J Neurol Neurosurg Psychiatry 75:612-616 doi:10.1136/jnnp.2003.022236
  • Paper

Neurogenic pain relief by repetitive transcranial magnetic cortical stimulation depends on the origin and the site of pain

  1. J-P Lefaucheur1,4,
  2. X Drouot1,4,
  3. I Menard-Lefaucheur1,
  4. F Zerah1,
  5. B Bendib1,2,
  6. P Cesaro3,4,
  7. Y Keravel2,
  8. J-P Nguyen2
  1. 1Service de Physiologie-Explorations Fonctionnelles, Hôpital Henri Mondor, Créteil, France
  2. 2Service de Neurochirurgie, Hôpital Henri Mondor, Créteil, France
  3. 3Service de Neurologie, Hôpital Henri Mondor, Assistance Publique-Hôpitaux de Paris, Paris, France
  4. 4INSERM U421, Faculté de Médecine de Créteil, Créteil, France
  1. Correspondence to:
 Dr J-Pl Lefaucheur
 Service de Physiologie-Explorations Fonctionnelles, Hôpital Henri Mondor, 51 avenue de Lattre de Tassigny, 94010 Creteil, France;
  • Received 30 June 2003
  • Accepted 23 August 2003
  • Revised 13 August 2003


Objective: Drug resistant neurogenic pain can be relieved by repetitive transcranial magnetic stimulation (rTMS) of the motor cortex. This study was designed to assess the influence of pain origin, pain site, and sensory loss on rTMS efficacy.

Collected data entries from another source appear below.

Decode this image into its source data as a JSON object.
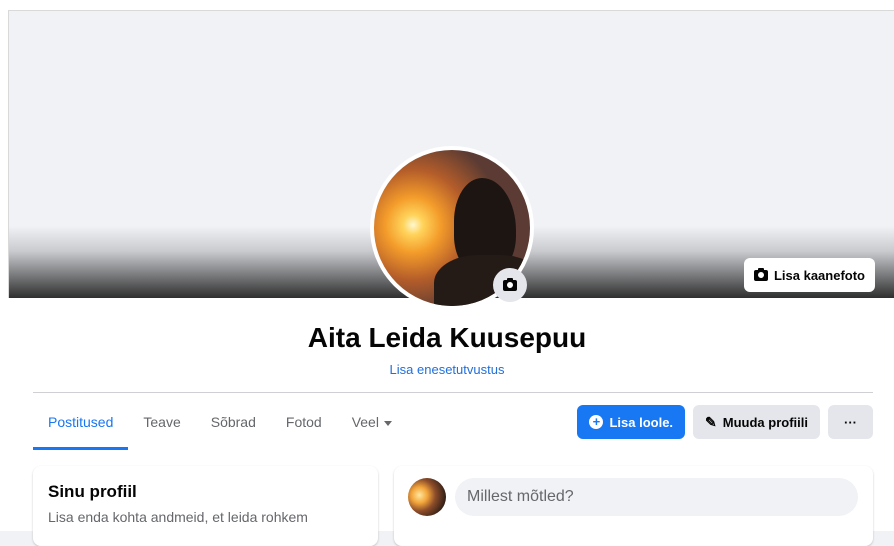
{
  "cover": {
    "add_cover_label": "Lisa kaanefoto"
  },
  "profile": {
    "name": "Aita Leida Kuusepuu",
    "bio_link": "Lisa enesetutvustus"
  },
  "tabs": [
    {
      "label": "Postitused",
      "active": true
    },
    {
      "label": "Teave",
      "active": false
    },
    {
      "label": "Sõbrad",
      "active": false
    },
    {
      "label": "Fotod",
      "active": false
    },
    {
      "label": "Veel",
      "active": false
    }
  ],
  "actions": {
    "add_story": "Lisa loole.",
    "edit_profile": "Muuda profiili",
    "more": "···"
  },
  "intro_card": {
    "title": "Sinu profiil",
    "text": "Lisa enda kohta andmeid, et leida rohkem"
  },
  "composer": {
    "placeholder": "Millest mõtled?"
  },
  "colors": {
    "accent": "#1877f2",
    "link": "#216fdb"
  }
}
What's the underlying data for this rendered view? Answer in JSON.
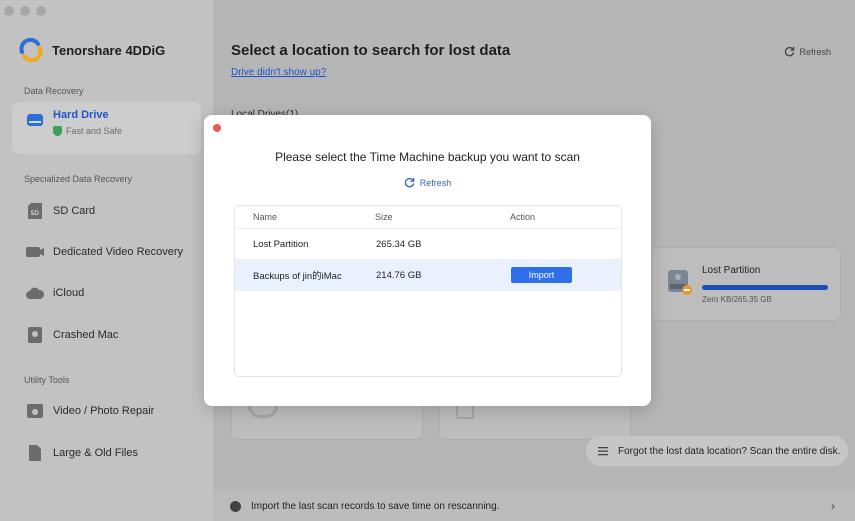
{
  "sidebar": {
    "brand": "Tenorshare 4DDiG",
    "sections": {
      "data_recovery": "Data Recovery",
      "specialized": "Specialized Data Recovery",
      "utility": "Utility Tools"
    },
    "items": {
      "hard_drive": {
        "label": "Hard Drive",
        "sub": "Fast and Safe"
      },
      "sd_card": "SD Card",
      "dedicated_video": "Dedicated Video Recovery",
      "icloud": "iCloud",
      "crashed_mac": "Crashed Mac",
      "video_photo_repair": "Video / Photo Repair",
      "large_old_files": "Large & Old Files"
    }
  },
  "main": {
    "title": "Select a location to search for lost data",
    "drive_link": "Drive didn't show up?",
    "refresh": "Refresh",
    "local_drives": "Local Drives(1)",
    "drive_card": {
      "name": "Lost Partition",
      "size": "Zero KB/265.35 GB",
      "usage_fraction": 1.0
    },
    "forgot_bar": "Forgot the lost data location? Scan the entire disk.",
    "bottom_bar": "Import the last scan records to save time on rescanning."
  },
  "modal": {
    "title": "Please select the Time Machine backup you want to scan",
    "refresh": "Refresh",
    "columns": {
      "name": "Name",
      "size": "Size",
      "action": "Action"
    },
    "rows": [
      {
        "name": "Lost Partition",
        "size": "265.34 GB",
        "action": ""
      },
      {
        "name": "Backups of jin的iMac",
        "size": "214.76 GB",
        "action": "Import"
      }
    ]
  },
  "colors": {
    "accent": "#2f6fea",
    "link": "#1e56c9",
    "close": "#ee5a52",
    "selected_row": "#eaf1fe"
  }
}
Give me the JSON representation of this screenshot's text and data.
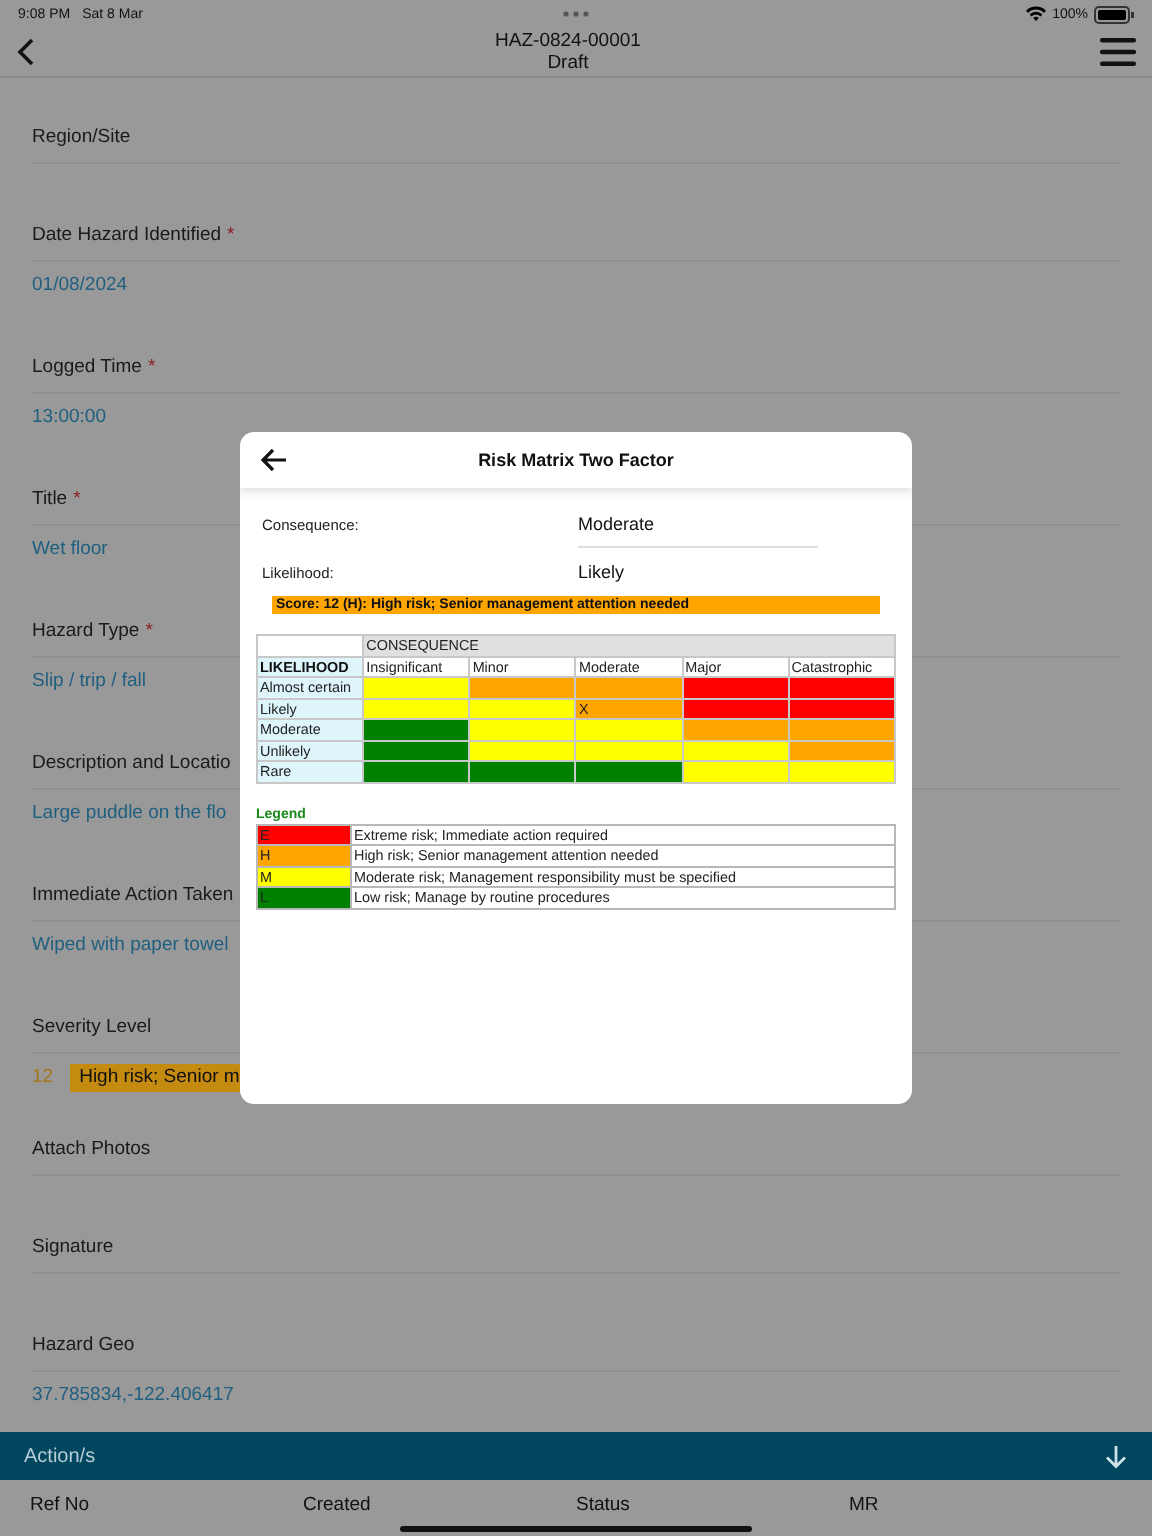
{
  "status_bar": {
    "time": "9:08 PM",
    "date": "Sat 8 Mar",
    "battery": "100%"
  },
  "nav": {
    "title": "HAZ-0824-00001",
    "subtitle": "Draft"
  },
  "fields": [
    {
      "label": "Region/Site"
    },
    {
      "label": "Date Hazard Identified",
      "required_mark": "*",
      "value": "01/08/2024"
    },
    {
      "label": "Logged Time",
      "required_mark": "*",
      "value": "13:00:00"
    },
    {
      "label": "Title",
      "required_mark": "*",
      "value": "Wet floor"
    },
    {
      "label": "Hazard Type",
      "required_mark": "*",
      "value": "Slip / trip / fall"
    },
    {
      "label": "Description and Locatio",
      "value": "Large puddle on the flo"
    },
    {
      "label": "Immediate Action Taken",
      "value": "Wiped with paper towel"
    },
    {
      "label": "Severity Level",
      "kind": "severity",
      "score": "12",
      "badge": "High risk; Senior m",
      "color": "#c58a10"
    },
    {
      "label": "Attach Photos"
    },
    {
      "label": "Signature"
    },
    {
      "label": "Hazard Geo",
      "value": "37.785834,-122.406417"
    }
  ],
  "actions": {
    "title": "Action/s",
    "columns": [
      "Ref No",
      "Created",
      "Status",
      "MR"
    ]
  },
  "modal": {
    "title": "Risk Matrix Two Factor",
    "rows": [
      {
        "label": "Consequence:",
        "value": "Moderate"
      },
      {
        "label": "Likelihood:",
        "value": "Likely"
      }
    ],
    "score": {
      "text": "Score: 12 (H): High risk; Senior management attention needed",
      "color": "#ffa500"
    },
    "matrix": {
      "group_header": "CONSEQUENCE",
      "corner": "LIKELIHOOD",
      "columns": [
        "Insignificant",
        "Minor",
        "Moderate",
        "Major",
        "Catastrophic"
      ],
      "rows": [
        {
          "label": "Almost certain",
          "cells": [
            {
              "color": "#ffff00"
            },
            {
              "color": "#ffa500"
            },
            {
              "color": "#ffa500"
            },
            {
              "color": "#ff0000"
            },
            {
              "color": "#ff0000"
            }
          ]
        },
        {
          "label": "Likely",
          "cells": [
            {
              "color": "#ffff00"
            },
            {
              "color": "#ffff00"
            },
            {
              "color": "#ffa500",
              "text": "X"
            },
            {
              "color": "#ff0000"
            },
            {
              "color": "#ff0000"
            }
          ]
        },
        {
          "label": "Moderate",
          "cells": [
            {
              "color": "#008000"
            },
            {
              "color": "#ffff00"
            },
            {
              "color": "#ffff00"
            },
            {
              "color": "#ffa500"
            },
            {
              "color": "#ffa500"
            }
          ]
        },
        {
          "label": "Unlikely",
          "cells": [
            {
              "color": "#008000"
            },
            {
              "color": "#ffff00"
            },
            {
              "color": "#ffff00"
            },
            {
              "color": "#ffff00"
            },
            {
              "color": "#ffa500"
            }
          ]
        },
        {
          "label": "Rare",
          "cells": [
            {
              "color": "#008000"
            },
            {
              "color": "#008000"
            },
            {
              "color": "#008000"
            },
            {
              "color": "#ffff00"
            },
            {
              "color": "#ffff00"
            }
          ]
        }
      ]
    },
    "legend_title": "Legend",
    "legend": [
      {
        "code": "E",
        "color": "#ff0000",
        "text": "Extreme risk; Immediate action required"
      },
      {
        "code": "H",
        "color": "#ffa500",
        "text": "High risk; Senior management attention needed"
      },
      {
        "code": "M",
        "color": "#ffff00",
        "text": "Moderate risk; Management responsibility must be specified"
      },
      {
        "code": "L",
        "color": "#008000",
        "text": "Low risk; Manage by routine procedures"
      }
    ]
  }
}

Patients and methods: Sixty right handed patients were included, suffering from intractable pain secondary to one of the following types of lesion: thalamic stroke, brainstem stroke, spinal cord lesion, brachial plexus lesion, or trigeminal nerve lesion. The pain predominated unilaterally in the face, the upper limb, or the lower limb. The thermal sensory thresholds were measured within the painful zone and were found to be highly or moderately elevated. Finally, the pain level was scored on a visual analogue scale before and after a 20 minute session of "real" or "sham" 10 Hz rTMS over the side of the motor cortex corresponding to the hand on the painful side, even if the pain was not experienced in the hand itself.

Results and discussion: The percentage pain reduction was significantly greater following real than sham rTMS (−22.9% v −7.8%, p = 0.0002), confirming that motor cortex rTMS was able to induce antalgic effects. These effects were significantly influenced by the origin and the site of pain. For pain origin, results were worse in patients with brainstem stroke, whatever the site of pain. This was consistent with a descending modulation within the brainstem, triggered by the motor corticothalamic output. For pain site, better results were obtained for facial pain, although stimulation was targeted on the hand cortical area. Thus, in contrast to implanted stimulation, the target for rTMS procedure in pain control may not be the area corresponding to the painful zone but an adjacent one. Across representation plasticity of cortical areas resulting from deafferentation could explain this discrepancy. Finally, the degree of sensory loss did not interfere with pain origin or pain site regarding rTMS effects.

Conclusion: Motor cortex rTMS was found to result in a significant but transient relief of chronic pain, influenced by pain origin and pain site. These parameters should be taken into account in any further study of rTMS application in chronic pain control.